Что-то заставило Елену Евгеньевну возразить.
— Что ж, — сказала она рассудительно, — наверное, надо. Тренировки, поддерживают боеготовность. У меня, например, муж в авиапромышленности занят, — вспомнила она, — строит какие-то новые самолеты или в этом роде. Военные.
— Кому все это нужно, — Артур говорил с явным пренебрежением, — если существуете вы? Или такие, как вы? Да не беспокойтесь, не выведываю я никаких ваших тайн. Насколько мне положено, я посвящен. Видите ли, если удастся все, что задумал Андрей и иже с ним, все то, — махнул за забор, — окажется лишним. Оно и сейчас уже лишнее. Игра взрослых дядей в солдатики.
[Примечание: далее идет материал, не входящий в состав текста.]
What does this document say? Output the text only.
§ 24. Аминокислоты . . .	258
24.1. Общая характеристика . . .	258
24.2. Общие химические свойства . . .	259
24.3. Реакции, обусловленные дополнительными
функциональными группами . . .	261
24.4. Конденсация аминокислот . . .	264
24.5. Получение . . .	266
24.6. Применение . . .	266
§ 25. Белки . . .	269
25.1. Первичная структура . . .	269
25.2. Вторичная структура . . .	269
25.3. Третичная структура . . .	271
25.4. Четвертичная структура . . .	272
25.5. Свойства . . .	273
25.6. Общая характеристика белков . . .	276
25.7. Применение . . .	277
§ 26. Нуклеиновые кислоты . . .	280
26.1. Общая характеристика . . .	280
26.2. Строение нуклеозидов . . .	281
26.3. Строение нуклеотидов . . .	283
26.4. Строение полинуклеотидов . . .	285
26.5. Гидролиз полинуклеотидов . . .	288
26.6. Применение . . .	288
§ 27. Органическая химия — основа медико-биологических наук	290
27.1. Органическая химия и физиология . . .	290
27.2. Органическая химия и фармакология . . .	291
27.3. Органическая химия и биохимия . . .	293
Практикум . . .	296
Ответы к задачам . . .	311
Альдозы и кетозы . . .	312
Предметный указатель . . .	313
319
Елена Евгеньевна сорвала веточку «разбитого сердца» и взяла у Артура блокнот. Подумав, поставила в центре листка крошечную точку и вернула, засунув плоский карандашик в петельку.
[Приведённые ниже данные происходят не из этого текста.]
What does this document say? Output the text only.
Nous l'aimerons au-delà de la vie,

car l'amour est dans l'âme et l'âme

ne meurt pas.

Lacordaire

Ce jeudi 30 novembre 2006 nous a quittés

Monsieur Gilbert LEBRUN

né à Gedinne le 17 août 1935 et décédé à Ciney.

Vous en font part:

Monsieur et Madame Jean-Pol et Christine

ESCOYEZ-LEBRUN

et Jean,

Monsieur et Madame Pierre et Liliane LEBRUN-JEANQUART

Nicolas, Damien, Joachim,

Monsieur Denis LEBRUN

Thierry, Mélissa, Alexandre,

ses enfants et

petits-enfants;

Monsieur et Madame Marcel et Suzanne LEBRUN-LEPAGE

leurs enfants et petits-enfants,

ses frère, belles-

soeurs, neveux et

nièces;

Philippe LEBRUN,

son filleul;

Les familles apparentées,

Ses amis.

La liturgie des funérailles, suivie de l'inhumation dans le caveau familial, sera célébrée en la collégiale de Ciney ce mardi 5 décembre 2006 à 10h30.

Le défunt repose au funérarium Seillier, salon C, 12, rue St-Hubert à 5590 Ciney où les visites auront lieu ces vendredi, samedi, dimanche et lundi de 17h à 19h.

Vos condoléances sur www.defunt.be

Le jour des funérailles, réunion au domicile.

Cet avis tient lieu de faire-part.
— Это очень маленькое животное. Разглядеть его крылья, хвосты и прочее можно только в микроскоп. Но оно очень пугливое, и пока это еще никому не удавалось. Даже я не видела. Оно ласковое, любит, когда его кормят тертыми ананасами и поют на ночь песенку про желтый месяц и заливные луга.
— Однако. — Артур одобрительно смотрел на точку и почесывал свой джонленноновский нос. — Пожалуй, мне будет трудно выполнить свое обещание.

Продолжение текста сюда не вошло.